Once again we are putting ourselves through the torment of a seemingly endless car journey the length of Britain, our legs going stiff from sitting in the car for so long, our eyes straining to see through the spray picked up from the motorway surface and atomised in front of us, our arms aching from hanging onto the steering wheel shuffling it from side to side.
Can there be anyone left in this country who derives any pleasure from driving long distances on our roads… apart from Jeremy Clarkson, that is?
The day before we set off the ‘Rest-and-be-Thankful’ pass on the A83 between Inverary and Tarbet was blocked by a landslip, as it frequently is in winter, this time the steep slope beside the road being made unstable by the vast quantities of rain we have been experiencing of late. Minutes before we arrived there the road was again pelted by hail but despite this we did get through safely and by the time we were on the motorway heading south on the outskirts of Glasgow we thought we were through the worst.
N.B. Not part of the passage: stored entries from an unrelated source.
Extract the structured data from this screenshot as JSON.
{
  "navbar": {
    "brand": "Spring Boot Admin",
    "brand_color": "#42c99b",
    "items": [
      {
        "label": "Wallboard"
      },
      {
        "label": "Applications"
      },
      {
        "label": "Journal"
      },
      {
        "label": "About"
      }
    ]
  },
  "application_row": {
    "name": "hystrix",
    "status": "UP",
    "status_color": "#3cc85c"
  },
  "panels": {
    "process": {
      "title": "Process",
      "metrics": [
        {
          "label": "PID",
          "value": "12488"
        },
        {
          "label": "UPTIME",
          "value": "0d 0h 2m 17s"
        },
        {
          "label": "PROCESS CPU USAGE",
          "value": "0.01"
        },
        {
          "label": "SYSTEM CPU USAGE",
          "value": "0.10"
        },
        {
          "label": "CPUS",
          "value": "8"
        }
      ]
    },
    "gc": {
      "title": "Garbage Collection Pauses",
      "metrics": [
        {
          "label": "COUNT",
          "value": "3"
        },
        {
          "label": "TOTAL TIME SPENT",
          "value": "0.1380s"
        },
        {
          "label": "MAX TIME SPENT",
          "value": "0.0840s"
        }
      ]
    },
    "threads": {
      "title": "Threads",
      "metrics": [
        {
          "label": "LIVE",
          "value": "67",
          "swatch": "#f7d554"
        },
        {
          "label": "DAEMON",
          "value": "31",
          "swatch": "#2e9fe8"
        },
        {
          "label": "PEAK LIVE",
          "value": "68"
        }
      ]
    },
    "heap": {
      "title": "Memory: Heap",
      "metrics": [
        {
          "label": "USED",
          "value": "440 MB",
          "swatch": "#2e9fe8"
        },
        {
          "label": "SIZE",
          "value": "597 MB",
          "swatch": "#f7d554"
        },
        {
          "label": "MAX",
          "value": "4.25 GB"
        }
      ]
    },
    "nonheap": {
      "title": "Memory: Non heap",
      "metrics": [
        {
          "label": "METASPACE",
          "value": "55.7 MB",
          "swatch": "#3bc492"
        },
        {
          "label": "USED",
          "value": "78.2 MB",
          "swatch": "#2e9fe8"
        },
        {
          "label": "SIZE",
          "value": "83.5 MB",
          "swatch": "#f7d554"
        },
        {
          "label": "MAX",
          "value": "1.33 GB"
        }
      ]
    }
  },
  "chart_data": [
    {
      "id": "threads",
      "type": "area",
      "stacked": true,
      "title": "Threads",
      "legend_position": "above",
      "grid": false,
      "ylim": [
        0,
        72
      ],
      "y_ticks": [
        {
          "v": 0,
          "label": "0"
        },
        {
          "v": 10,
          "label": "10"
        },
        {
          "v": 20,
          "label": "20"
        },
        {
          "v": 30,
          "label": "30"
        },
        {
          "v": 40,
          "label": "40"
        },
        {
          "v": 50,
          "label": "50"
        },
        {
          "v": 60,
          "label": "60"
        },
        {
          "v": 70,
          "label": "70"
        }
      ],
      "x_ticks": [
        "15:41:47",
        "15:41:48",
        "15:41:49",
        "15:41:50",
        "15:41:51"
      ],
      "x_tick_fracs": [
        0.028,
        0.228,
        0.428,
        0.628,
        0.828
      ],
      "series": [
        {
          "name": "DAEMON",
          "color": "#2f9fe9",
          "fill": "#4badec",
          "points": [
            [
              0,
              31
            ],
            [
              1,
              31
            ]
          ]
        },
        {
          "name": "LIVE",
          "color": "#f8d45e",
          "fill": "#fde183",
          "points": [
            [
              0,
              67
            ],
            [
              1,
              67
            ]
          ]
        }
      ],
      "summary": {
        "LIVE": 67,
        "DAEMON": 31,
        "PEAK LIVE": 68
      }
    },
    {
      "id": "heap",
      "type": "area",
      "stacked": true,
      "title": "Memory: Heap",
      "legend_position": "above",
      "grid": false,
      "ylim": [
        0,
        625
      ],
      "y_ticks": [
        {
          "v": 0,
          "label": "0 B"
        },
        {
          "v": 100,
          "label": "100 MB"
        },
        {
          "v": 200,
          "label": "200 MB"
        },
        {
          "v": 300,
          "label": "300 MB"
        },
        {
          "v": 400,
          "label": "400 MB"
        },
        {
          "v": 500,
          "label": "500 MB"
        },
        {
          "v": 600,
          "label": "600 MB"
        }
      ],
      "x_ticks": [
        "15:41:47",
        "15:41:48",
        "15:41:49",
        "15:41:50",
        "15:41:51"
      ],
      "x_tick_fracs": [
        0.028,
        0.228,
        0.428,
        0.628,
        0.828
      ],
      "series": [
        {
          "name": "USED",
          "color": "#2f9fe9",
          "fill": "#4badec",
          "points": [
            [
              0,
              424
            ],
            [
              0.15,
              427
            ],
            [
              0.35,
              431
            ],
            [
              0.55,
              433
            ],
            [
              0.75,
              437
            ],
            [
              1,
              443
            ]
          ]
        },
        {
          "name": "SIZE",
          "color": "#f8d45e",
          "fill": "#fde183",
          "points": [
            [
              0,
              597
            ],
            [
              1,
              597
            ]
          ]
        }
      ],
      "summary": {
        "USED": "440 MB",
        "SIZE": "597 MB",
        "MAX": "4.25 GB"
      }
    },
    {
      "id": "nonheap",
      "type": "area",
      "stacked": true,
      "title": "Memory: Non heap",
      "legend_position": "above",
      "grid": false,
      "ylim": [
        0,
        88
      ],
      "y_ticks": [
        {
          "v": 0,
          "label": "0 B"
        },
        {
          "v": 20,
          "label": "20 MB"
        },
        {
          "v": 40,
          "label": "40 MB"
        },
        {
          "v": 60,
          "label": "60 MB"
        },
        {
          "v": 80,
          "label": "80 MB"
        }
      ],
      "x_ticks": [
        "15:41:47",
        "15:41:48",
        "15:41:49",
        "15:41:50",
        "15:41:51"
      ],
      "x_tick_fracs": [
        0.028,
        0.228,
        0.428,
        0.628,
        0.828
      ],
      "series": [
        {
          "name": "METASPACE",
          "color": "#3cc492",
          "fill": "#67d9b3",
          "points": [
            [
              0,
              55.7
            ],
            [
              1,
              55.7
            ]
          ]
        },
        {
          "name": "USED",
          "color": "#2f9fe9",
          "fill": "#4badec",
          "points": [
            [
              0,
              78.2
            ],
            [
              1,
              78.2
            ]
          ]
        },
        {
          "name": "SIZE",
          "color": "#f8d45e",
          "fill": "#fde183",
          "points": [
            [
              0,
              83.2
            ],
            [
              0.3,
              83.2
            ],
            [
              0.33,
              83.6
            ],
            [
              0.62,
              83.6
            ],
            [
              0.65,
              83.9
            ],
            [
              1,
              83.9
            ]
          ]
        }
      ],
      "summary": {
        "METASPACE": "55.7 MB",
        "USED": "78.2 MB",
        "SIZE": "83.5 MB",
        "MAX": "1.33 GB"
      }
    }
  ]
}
Then one of the black-edged clouds hovering up in the sky, stuffed to bursting with snow, caught us by surprise, determined as it was to empty its load on the M74 before we could get away. The sky darkens, an icy wind whips up and our wheels are soon making dark tracks through a white blanket covering the road surface. We can tell though that this is more sleet than proper snow as the flakes are splattering wetly on our windscreen (proper snowflakes are lighter so they don’t actually touch the windscreen, they are buffeted away on the wedge of compressed air which rides just ahead, skimming over the roof of the car) but still the lower portion of each car and lorry disappears into spray and our wipers sweep great blobs of sticky white stuff aside. We push on into the maelstrom for fifteen minutes or so until we see light in the sky ahead and we know we have survived the worst the cloud can do. The air warms a little now and we emerge into a dryer world, one just beyond the reach of the cloudburst.
But we still have many miles to travel, we are just starting out, and there are plenty of other clouds up there with our names etched on them so we plod on hour after hour, stopping now and again for coffee, switching places in the car, then back on the road again.
We stop for one night in Coventry then journey onwards to Worthing in Sussex the next day. It is here that our mission takes place, helping to install Tony, our eldest, into a new apartment. Our little yellow car is being used to transport more than just us. Somehow we have managed to squeeze a table and four chairs in through the rear door together with inflatable mattresses and sleeping bags for us to use until we are able to fit out the apartment properly. On arrival there is much to be done to ensure Tony can live there worry-free. We get to meet his neighbours, learn to navigate ourselves to the nearest shops, install his personal effects then take a break to visit son Mike in Yeovil, part of a round tour of our scattered family.
Out of interest, when we are away we like to check on what the weather is doing back home on Kintyre, just to see what we are missing out on. When the south coast of England does receive severe weather the locals make a big fuss over it, going on about how unusual it is, how many years since this temperature or that rainfall. For those of us living on the west coast of Scotland, severe weather is more the norm and what we class as exceptional is more extreme than most people have the stomach for. Kate and I reserve the term ‘exciting’ for these events and when we check with the Met Office we see immediately that just such an exciting event is winding itself up over our area of Scotland. Their colour-coded severe weather warnings overlaid on the map of Britain tell us that the central belt of Scotland, which stretches from Campbeltown to Edinburgh, is being blasted by a storm of truly magnificent proportions. Since moving to Carradale we have already experienced several of these storms and we have great confidence in our ‘wee hoosy’ in its ability to stand up to storms of this severity. Being so far away when this one hits means that things are completely outside our control anyway but nevertheless it still leaves us with a feeling of disquiet. There will almost certainly be a path of destruction carved across Scotland in fallen trees and damaged roofs and this time all we can do is take comfort in the thought that if we were at home then there would be little we’d be able to do either, apart from lose sleep listening to the wind howling past outside.